Senior majorette captain Savannah Freeman said her mother helped with the ribbon idea and felt the dedication is supposed to happen.

“I told everybody keep (the ribbons) on there and we’re just going to wear them every game because you’ve got to think he was going to be out there and now there’s a gap in the field,” Freeman said. “He was supposed to be right there and he’s not.”

Freeman said she also hugged Blackburn and could feel her pain and was motivated to do something. 

By the time band camp started again at Dadeville, the students discussed dedicating the show with Allen, who said he couldn’t be prouder.

“It means the world because it shows me that, hey we really are having that family dynamic,” Allen said. “They even feel like this to say, ‘Hey, this is one of our own.’”

Allen described the band as a family and being in it meant being a family member.

“You mean something and when we lose one of our own like that we want to do something special,” Allen said.

Anhiyzjah Thomas said having the ribbons on the uniforms feels like Thomas is still there.

“Owen loved band so when we get out on the field, (we) just march for Owen, twirl for Owen, spin for Owen,” Thomas said. “He was that sweet person and Owen always came through for everybody. Whether he knew you or not he was willing to help you.”

Drumline section leader Nyketahia Canada teared up a little when it was announced the Sound of Gold would play for Thomas. She leads the section with pride, courage and seriousness.

“He was very helpful and he helped me too when I didn’t know a couple of things and that was very nice of him,” Canada said. “I’m going to lead the drumline by myself even though he would have been there with me and I’m going to lead in the way that he would have wanted me to.”

Knowing the band is honoring Thomas makes Canada a little happy.

“It’s a nice feeling because you know that you’re doing something to commemorate him and make it seem as if he’s still there with us, a part of a band and it’s heartfelt,” Canada said.

The band will release orange balloons in honor of Thomas at the Senior Night game.

“It wouldn’t be right (to not include him) because it was his senior year if we didn’t honor him in some type of way,” drum major Bobby Prather said.

Prather’s favorite memory of Thomas in marching band was when he fell with his bass drum, split his head open then continued like nothing happened.

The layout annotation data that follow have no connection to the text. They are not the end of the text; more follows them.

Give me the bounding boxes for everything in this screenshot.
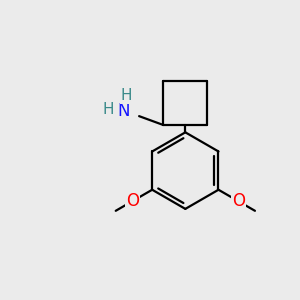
Text: N: N [118, 102, 130, 120]
Text: O: O [126, 192, 139, 210]
Text: O: O [232, 192, 245, 210]
Text: H: H [121, 88, 133, 103]
Text: H: H [103, 102, 114, 117]
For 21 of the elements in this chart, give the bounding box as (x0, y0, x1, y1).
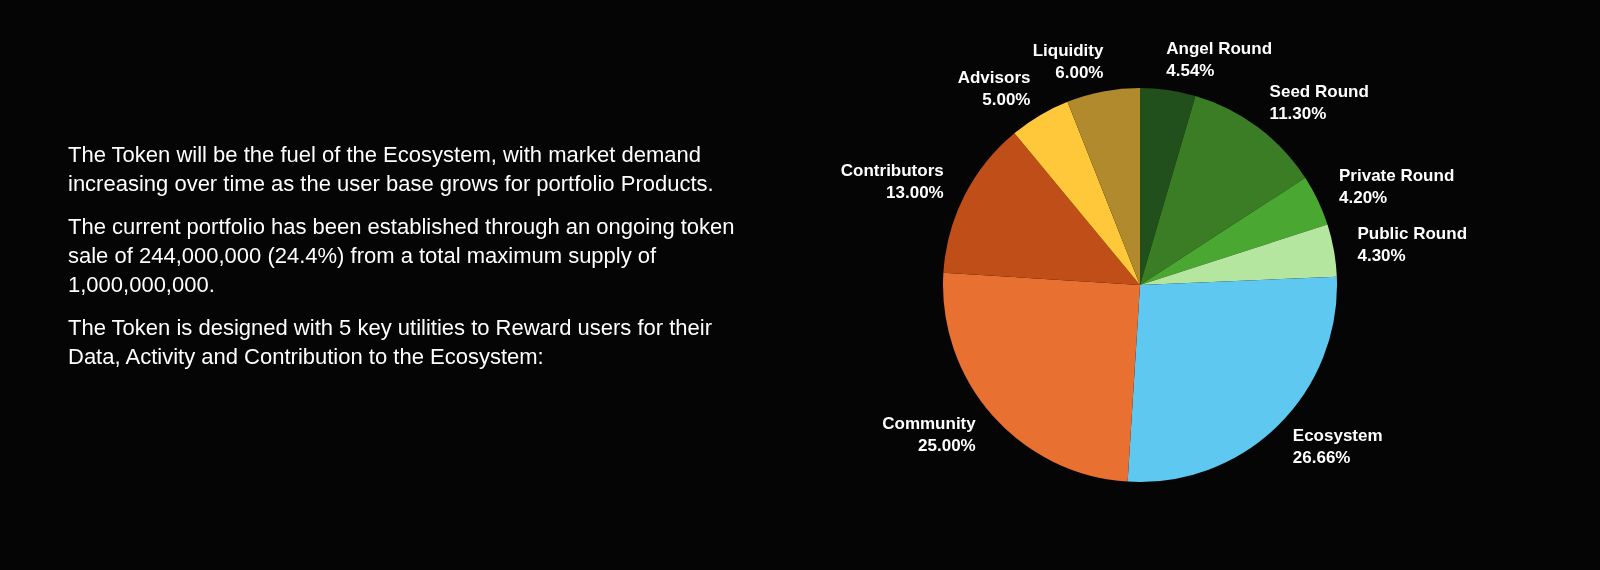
slice-label: Contributors (840, 160, 944, 180)
slice-label: Public Round (1357, 223, 1468, 243)
slice-label: Liquidity (1032, 40, 1104, 60)
slice-label: Advisors (957, 68, 1031, 88)
slice-label: Community (882, 413, 977, 433)
slice-label: Ecosystem (1292, 425, 1383, 445)
data-label: 26.66% (1292, 447, 1351, 467)
data-label: 13.00% (886, 182, 944, 202)
data-label: 25.00% (918, 435, 976, 455)
slice-label: Seed Round (1269, 81, 1369, 101)
data-label: 11.30% (1269, 103, 1327, 123)
text: The Token is designed with 5 key utilities to Reward users for their Data, Activity and Contribution to the Ecosystem: (68, 314, 713, 371)
data-label: 4.20% (1339, 188, 1388, 208)
data-label: 4.54% (1166, 60, 1215, 80)
data-label: 5.00% (982, 90, 1031, 110)
slice-label: Angel Round (1166, 38, 1273, 58)
text: The current portfolio has been established through an ongoing token sale of 244,000,000 (24.4%) from a total maximum supply of 1,000,000,000. (68, 213, 736, 299)
slice-label: Private Round (1339, 166, 1455, 186)
data-label: 6.00% (1055, 62, 1104, 82)
text: The Token will be the fuel of the Ecosystem, with market demand increasing over time as the user base grows for portfolio Products. (68, 141, 715, 198)
data-label: 4.30% (1357, 245, 1406, 265)
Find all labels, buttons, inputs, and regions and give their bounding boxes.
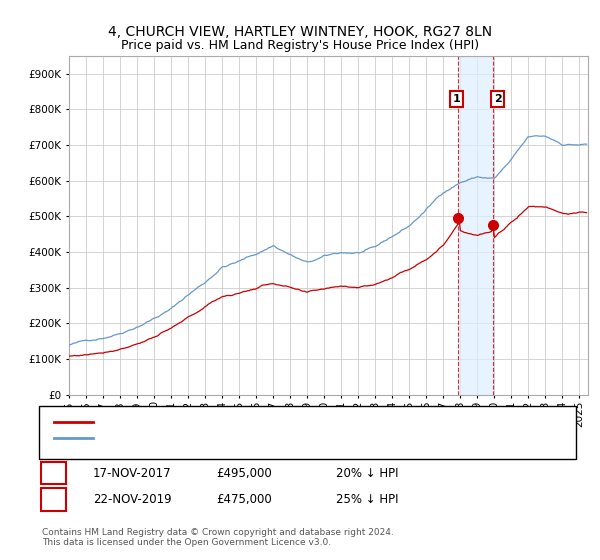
Text: 2: 2 xyxy=(49,493,58,506)
Text: 25% ↓ HPI: 25% ↓ HPI xyxy=(336,493,398,506)
Text: 20% ↓ HPI: 20% ↓ HPI xyxy=(336,466,398,480)
Text: £475,000: £475,000 xyxy=(216,493,272,506)
Text: 1: 1 xyxy=(49,466,58,480)
Text: 4, CHURCH VIEW, HARTLEY WINTNEY, HOOK, RG27 8LN (detached house): 4, CHURCH VIEW, HARTLEY WINTNEY, HOOK, R… xyxy=(99,417,481,427)
Text: 4, CHURCH VIEW, HARTLEY WINTNEY, HOOK, RG27 8LN: 4, CHURCH VIEW, HARTLEY WINTNEY, HOOK, R… xyxy=(108,25,492,39)
Text: 2: 2 xyxy=(494,94,502,104)
Text: Contains HM Land Registry data © Crown copyright and database right 2024.
This d: Contains HM Land Registry data © Crown c… xyxy=(42,528,394,547)
Text: Price paid vs. HM Land Registry's House Price Index (HPI): Price paid vs. HM Land Registry's House … xyxy=(121,39,479,52)
Text: £495,000: £495,000 xyxy=(216,466,272,480)
Bar xyxy=(458,56,493,395)
Text: 1: 1 xyxy=(453,94,461,104)
Text: HPI: Average price, detached house, Hart: HPI: Average price, detached house, Hart xyxy=(99,433,314,443)
Text: 17-NOV-2017: 17-NOV-2017 xyxy=(93,466,172,480)
Text: 22-NOV-2019: 22-NOV-2019 xyxy=(93,493,172,506)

“He got up and he was like, ‘Yeah, I’m fine. There’s nothing wrong with me,’” Prather said. “And I was a rookie at the time and I was like, ‘This dude is crazy.’ But he was Owen; that’s how he was.”

The band’s show theme this year is Earth, Wind & Fire and it is performing songs “In the Stone,” “After the Love is Gone,” “Let’s Groove,” “Get Away” and “September.”

“(Thomas) was probably one of the most respectful people I ever talked to,” Allen said. “I can’t think of a single time I ever talked to him where he didn’t say, ‘Yes, sir; no, sir,’ never had to get onto him. If I ever told him, ‘Hey, can we do this?’ he was there. He was always willing to jump in.”